The Supreme Court of California has addressed this requirement:

The purpose of these statutes is “to provide the public entity sufficient information to enable it to adequately investigate claims and to settle them, if appropriate, without the expense of litigation.” Consequently, a claim need not contain the detail and specificity required of a pleading, but need only “fairly describe what [the] entity is alleged to have done.” As the purpose of the claim is to give the government entity notice sufficient for it to investigate and'evaluate the claim, not to eliminate meritorious actions, the claims statute “should not be applied to snare the unwary where its purpose has been satisfied.”

Stockett v. Ass’n of California Water Agencies Joint Powers Ins. Auth., 34 Cal.4th 441, 446, 20 Cal.Rptr.3d 176, 99 P.3d 500 (2004) (internal citations omitted) (emphasis added).

The Government Tort Claim submitted by Plaintiffs was on a standard form created and provided by the City. In response to the form’s question, “What did City or employee(s) do to cause this loss, damage, or injury?” Plaintiffs responded “The police department shot our son while he was unarmed causing his death.”

The, Court finds Plaintiffs have “fairly described” what Defendants are alleged to have done. Stockett, 34 Cal.4th at 446, 20 Cal.Rptr.3d 176, 99 P.3d 500. The claim submitted by Plaintiffs adequately notifies Defendants of the underlying factual allegations presented in the FAC. Defendants *1260should have been able to effectively investigate the incident and should have reasonably expected possible claims for violation of constitutional rights (fourth cause of action), negligence (fifth cause of action), and assault and battery (sixth cause of action). Defendants’ arguments to the contrary are unpersuasive and the Court denies the motion to dismiss as to these three claims.

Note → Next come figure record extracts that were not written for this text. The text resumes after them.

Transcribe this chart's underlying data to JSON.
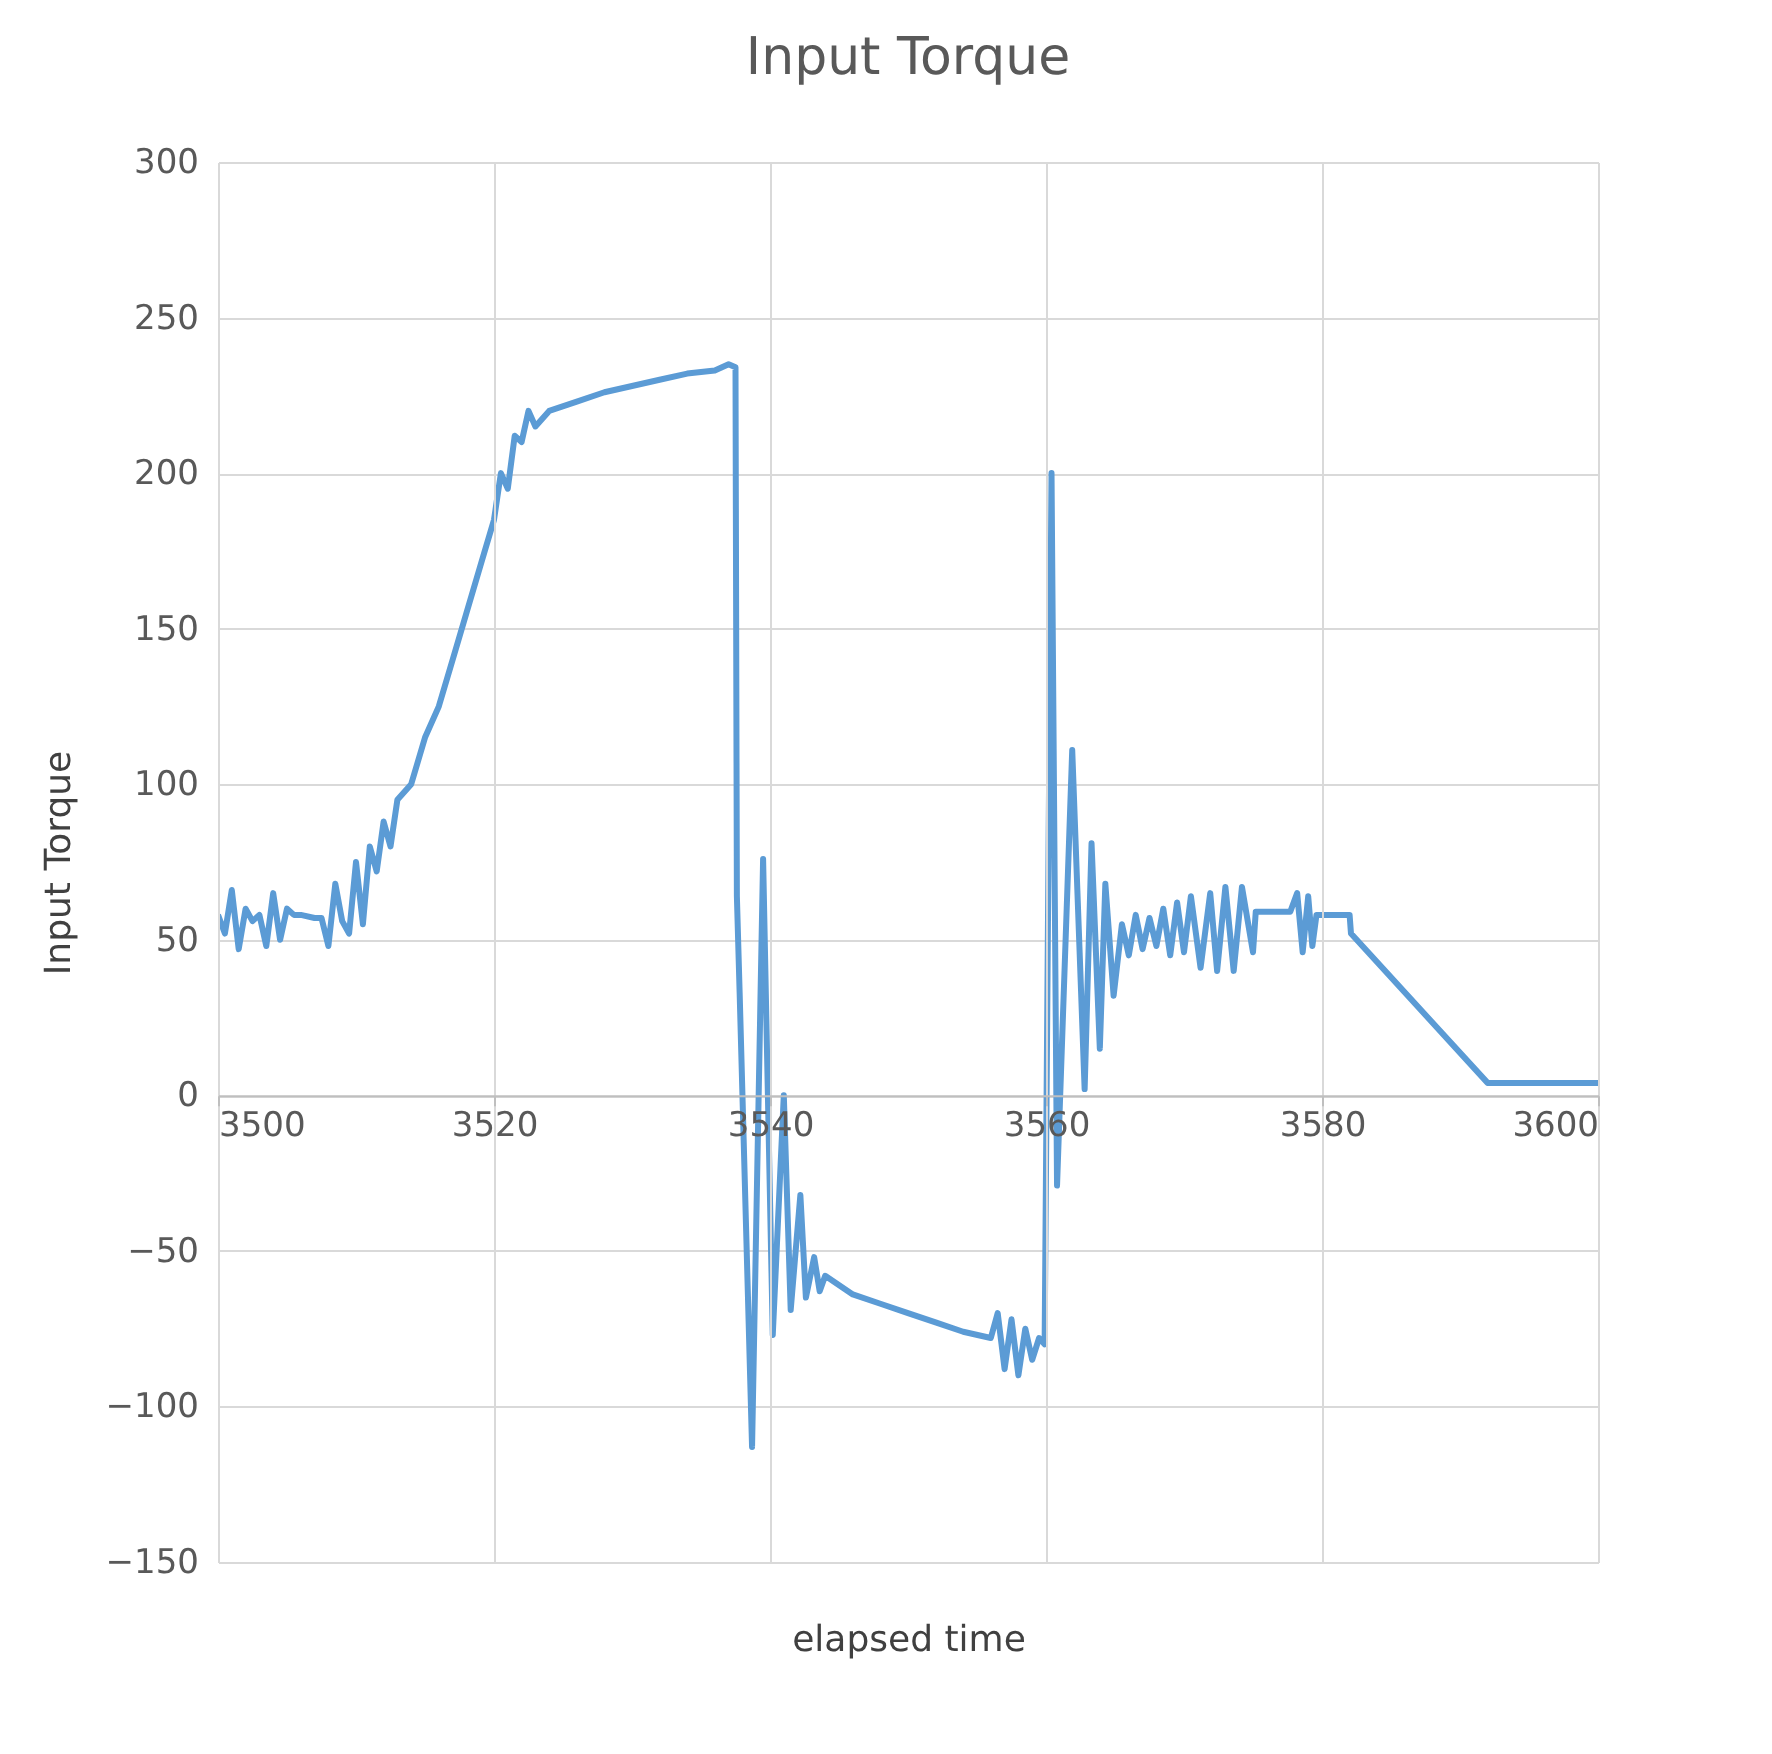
{
  "chart_data": {
    "type": "line",
    "title": "Input Torque",
    "xlabel": "elapsed time",
    "ylabel": "Input Torque",
    "xlim": [
      3500,
      3600
    ],
    "ylim": [
      -150,
      300
    ],
    "xticks": [
      3500,
      3520,
      3540,
      3560,
      3580,
      3600
    ],
    "yticks": [
      -150,
      -100,
      -50,
      0,
      50,
      100,
      150,
      200,
      250,
      300
    ],
    "grid": true,
    "marker": "none",
    "line_style": "solid",
    "series": [
      {
        "color": "#5b9bd5",
        "x": [
          3500,
          3500.5,
          3501,
          3501.5,
          3502,
          3502.5,
          3503,
          3503.5,
          3504,
          3504.5,
          3505,
          3505.5,
          3506,
          3507,
          3507.5,
          3508,
          3508.5,
          3509,
          3509.5,
          3510,
          3510.5,
          3511,
          3511.5,
          3512,
          3512.5,
          3513,
          3514,
          3515,
          3516,
          3517,
          3518,
          3519,
          3520,
          3520.5,
          3521,
          3521.5,
          3522,
          3522.5,
          3523,
          3524,
          3526,
          3528,
          3530,
          3532,
          3534,
          3536,
          3537,
          3537.5,
          3537.6,
          3537.8,
          3538.7,
          3539.5,
          3540.2,
          3541.0,
          3541.5,
          3542.2,
          3542.6,
          3543.2,
          3543.6,
          3544,
          3546,
          3548,
          3550,
          3552,
          3554,
          3556,
          3556.5,
          3557,
          3557.5,
          3558,
          3558.5,
          3559,
          3559.5,
          3559.9,
          3560.4,
          3560.8,
          3561.9,
          3562.8,
          3563.3,
          3563.9,
          3564.3,
          3564.9,
          3565.5,
          3566,
          3566.5,
          3567,
          3567.5,
          3568,
          3568.5,
          3569,
          3569.5,
          3570,
          3570.5,
          3571.2,
          3571.9,
          3572.4,
          3573.0,
          3573.6,
          3574.2,
          3575.0,
          3575.2,
          3577.7,
          3578.2,
          3578.6,
          3579.0,
          3579.3,
          3579.6,
          3580,
          3582,
          3582.1,
          3592,
          3600
        ],
        "values": [
          58,
          52,
          66,
          47,
          60,
          56,
          58,
          48,
          65,
          50,
          60,
          58,
          58,
          57,
          57,
          48,
          68,
          56,
          52,
          75,
          55,
          80,
          72,
          88,
          80,
          95,
          100,
          115,
          125,
          140,
          155,
          170,
          185,
          200,
          195,
          212,
          210,
          220,
          215,
          220,
          223,
          226,
          228,
          230,
          232,
          233,
          235,
          234,
          64,
          33,
          -113,
          76,
          -77,
          0,
          -69,
          -32,
          -65,
          -52,
          -63,
          -58,
          -64,
          -67,
          -70,
          -73,
          -76,
          -78,
          -70,
          -88,
          -72,
          -90,
          -75,
          -85,
          -78,
          -80,
          200,
          -29,
          111,
          2,
          81,
          15,
          68,
          32,
          55,
          45,
          58,
          47,
          57,
          48,
          60,
          45,
          62,
          46,
          64,
          41,
          65,
          40,
          67,
          40,
          67,
          46,
          59,
          59,
          65,
          46,
          64,
          48,
          58,
          58,
          58,
          52,
          4,
          4
        ]
      }
    ]
  }
}
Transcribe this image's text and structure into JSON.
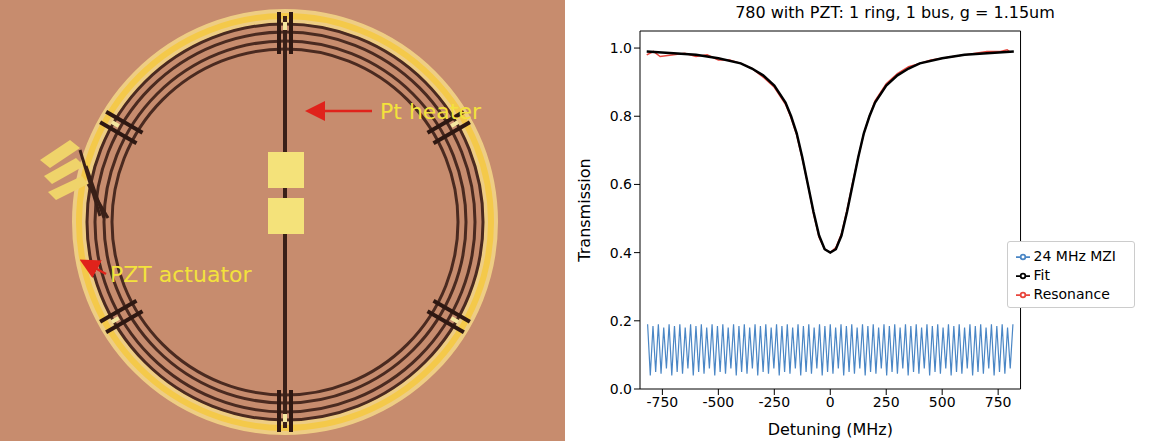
{
  "photo": {
    "labels": [
      "Pt heater",
      "PZT actuator"
    ]
  },
  "chart_data": {
    "type": "line",
    "title": "780 with PZT: 1 ring, 1 bus, g = 1.15um",
    "x_label": "Detuning (MHz)",
    "y_label": "Transmission",
    "xlim": [
      -850,
      850
    ],
    "ylim": [
      0,
      1.05
    ],
    "xticks": [
      -750,
      -500,
      -250,
      0,
      250,
      500,
      750
    ],
    "yticks": [
      {
        "value": 0,
        "label": "0.0"
      },
      0.2,
      0.4,
      0.6,
      0.8,
      {
        "value": 1,
        "label": "1.0"
      }
    ],
    "legend": "right",
    "series": [
      {
        "name": "Resonance",
        "color": "#e8453c",
        "x": [
          -820,
          -790,
          -760,
          -700,
          -650,
          -600,
          -550,
          -500,
          -450,
          -400,
          -350,
          -300,
          -250,
          -200,
          -175,
          -150,
          -125,
          -100,
          -75,
          -50,
          -25,
          0,
          25,
          50,
          75,
          100,
          125,
          150,
          175,
          200,
          250,
          300,
          350,
          400,
          450,
          500,
          550,
          600,
          650,
          700,
          760,
          790,
          800
        ],
        "values": [
          0.98,
          0.99,
          0.975,
          0.98,
          0.985,
          0.975,
          0.98,
          0.965,
          0.965,
          0.955,
          0.94,
          0.915,
          0.885,
          0.835,
          0.795,
          0.745,
          0.675,
          0.6,
          0.515,
          0.445,
          0.41,
          0.4,
          0.415,
          0.455,
          0.525,
          0.605,
          0.68,
          0.75,
          0.8,
          0.845,
          0.895,
          0.925,
          0.945,
          0.955,
          0.965,
          0.97,
          0.975,
          0.98,
          0.985,
          0.99,
          0.99,
          0.995,
          0.99
        ]
      },
      {
        "name": "24 MHz MZI",
        "color": "#4a86c5",
        "x": [
          -816,
          -804,
          -792,
          -780,
          -768,
          -756,
          -744,
          -732,
          -720,
          -708,
          -696,
          -684,
          -672,
          -660,
          -648,
          -636,
          -624,
          -612,
          -600,
          -588,
          -576,
          -564,
          -552,
          -540,
          -528,
          -516,
          -504,
          -492,
          -480,
          -468,
          -456,
          -444,
          -432,
          -420,
          -408,
          -396,
          -384,
          -372,
          -360,
          -348,
          -336,
          -324,
          -312,
          -300,
          -288,
          -276,
          -264,
          -252,
          -240,
          -228,
          -216,
          -204,
          -192,
          -180,
          -168,
          -156,
          -144,
          -132,
          -120,
          -108,
          -96,
          -84,
          -72,
          -60,
          -48,
          -36,
          -24,
          -12,
          0,
          12,
          24,
          36,
          48,
          60,
          72,
          84,
          96,
          108,
          120,
          132,
          144,
          156,
          168,
          180,
          192,
          204,
          216,
          228,
          240,
          252,
          264,
          276,
          288,
          300,
          312,
          324,
          336,
          348,
          360,
          372,
          384,
          396,
          408,
          420,
          432,
          444,
          456,
          468,
          480,
          492,
          504,
          516,
          528,
          540,
          552,
          564,
          576,
          588,
          600,
          612,
          624,
          636,
          648,
          660,
          672,
          684,
          696,
          708,
          720,
          732,
          744,
          756,
          768,
          780,
          792,
          804,
          816
        ],
        "values": [
          0.19,
          0.04,
          0.185,
          0.05,
          0.19,
          0.045,
          0.18,
          0.06,
          0.19,
          0.04,
          0.185,
          0.05,
          0.19,
          0.045,
          0.18,
          0.06,
          0.19,
          0.04,
          0.185,
          0.05,
          0.19,
          0.045,
          0.18,
          0.06,
          0.19,
          0.04,
          0.185,
          0.05,
          0.19,
          0.045,
          0.18,
          0.06,
          0.19,
          0.04,
          0.185,
          0.05,
          0.19,
          0.045,
          0.18,
          0.06,
          0.19,
          0.04,
          0.185,
          0.05,
          0.19,
          0.045,
          0.18,
          0.06,
          0.19,
          0.04,
          0.185,
          0.05,
          0.19,
          0.045,
          0.18,
          0.06,
          0.19,
          0.04,
          0.185,
          0.05,
          0.19,
          0.045,
          0.18,
          0.06,
          0.19,
          0.04,
          0.185,
          0.05,
          0.19,
          0.045,
          0.18,
          0.06,
          0.19,
          0.04,
          0.185,
          0.05,
          0.19,
          0.045,
          0.18,
          0.06,
          0.19,
          0.04,
          0.185,
          0.05,
          0.19,
          0.045,
          0.18,
          0.06,
          0.19,
          0.04,
          0.185,
          0.05,
          0.19,
          0.045,
          0.18,
          0.06,
          0.19,
          0.04,
          0.185,
          0.05,
          0.19,
          0.045,
          0.18,
          0.06,
          0.19,
          0.04,
          0.185,
          0.05,
          0.19,
          0.045,
          0.18,
          0.06,
          0.19,
          0.04,
          0.185,
          0.05,
          0.19,
          0.045,
          0.18,
          0.06,
          0.19,
          0.04,
          0.185,
          0.05,
          0.19,
          0.045,
          0.18,
          0.06,
          0.19,
          0.04,
          0.185,
          0.05,
          0.19,
          0.045,
          0.18,
          0.06,
          0.19
        ]
      },
      {
        "name": "Fit",
        "color": "#000000",
        "x": [
          -820,
          -700,
          -600,
          -500,
          -400,
          -350,
          -300,
          -250,
          -200,
          -175,
          -150,
          -125,
          -100,
          -75,
          -50,
          -25,
          0,
          25,
          50,
          75,
          100,
          125,
          150,
          175,
          200,
          250,
          300,
          350,
          400,
          500,
          600,
          700,
          820
        ],
        "values": [
          0.99,
          0.985,
          0.98,
          0.97,
          0.955,
          0.94,
          0.92,
          0.89,
          0.84,
          0.8,
          0.75,
          0.68,
          0.6,
          0.52,
          0.45,
          0.41,
          0.4,
          0.41,
          0.45,
          0.52,
          0.6,
          0.68,
          0.75,
          0.8,
          0.84,
          0.89,
          0.92,
          0.94,
          0.955,
          0.97,
          0.98,
          0.985,
          0.99
        ]
      }
    ]
  }
}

As for the seventh cause of action for violation of Plaintiffs’ rights because of Decedent’s physical condition and/or disability, this claim is based on allegations not adequately included in the Government Tort Claim, and must be dismissed. There is no mention of Decedent’s disability or medical condition, which serves as the basis for that claim. Since amendment would.be futile, the seventh cause of action is dismissed with prejudice.

III. ORDER

The Court GRANTS WITH PREJUDICE Defendants’ motion to dismiss the first cause of action but only insofar as it asserts a claim on behalf of Decedent based on the Fourteenth Amendment for violation of his rights to be free from unreasonable searches and seizures and excessive or deadly force and to the extent it asserts claims for violation of the right to be free from interference with familial relationships based on the Fourth Amendment. The Court also GRANTS WITH PREJUDICE Defendants’ motion to dismiss the seventh cause of action.

The Court DENIES Defendants’ motion on all other grounds.

IT IS SO ORDERED.

. This motion was determined to be suitable for decision without oral argument. E.D. *1256Cal. L.R. 230(g). The hearing was scheduled for August 20, 2014.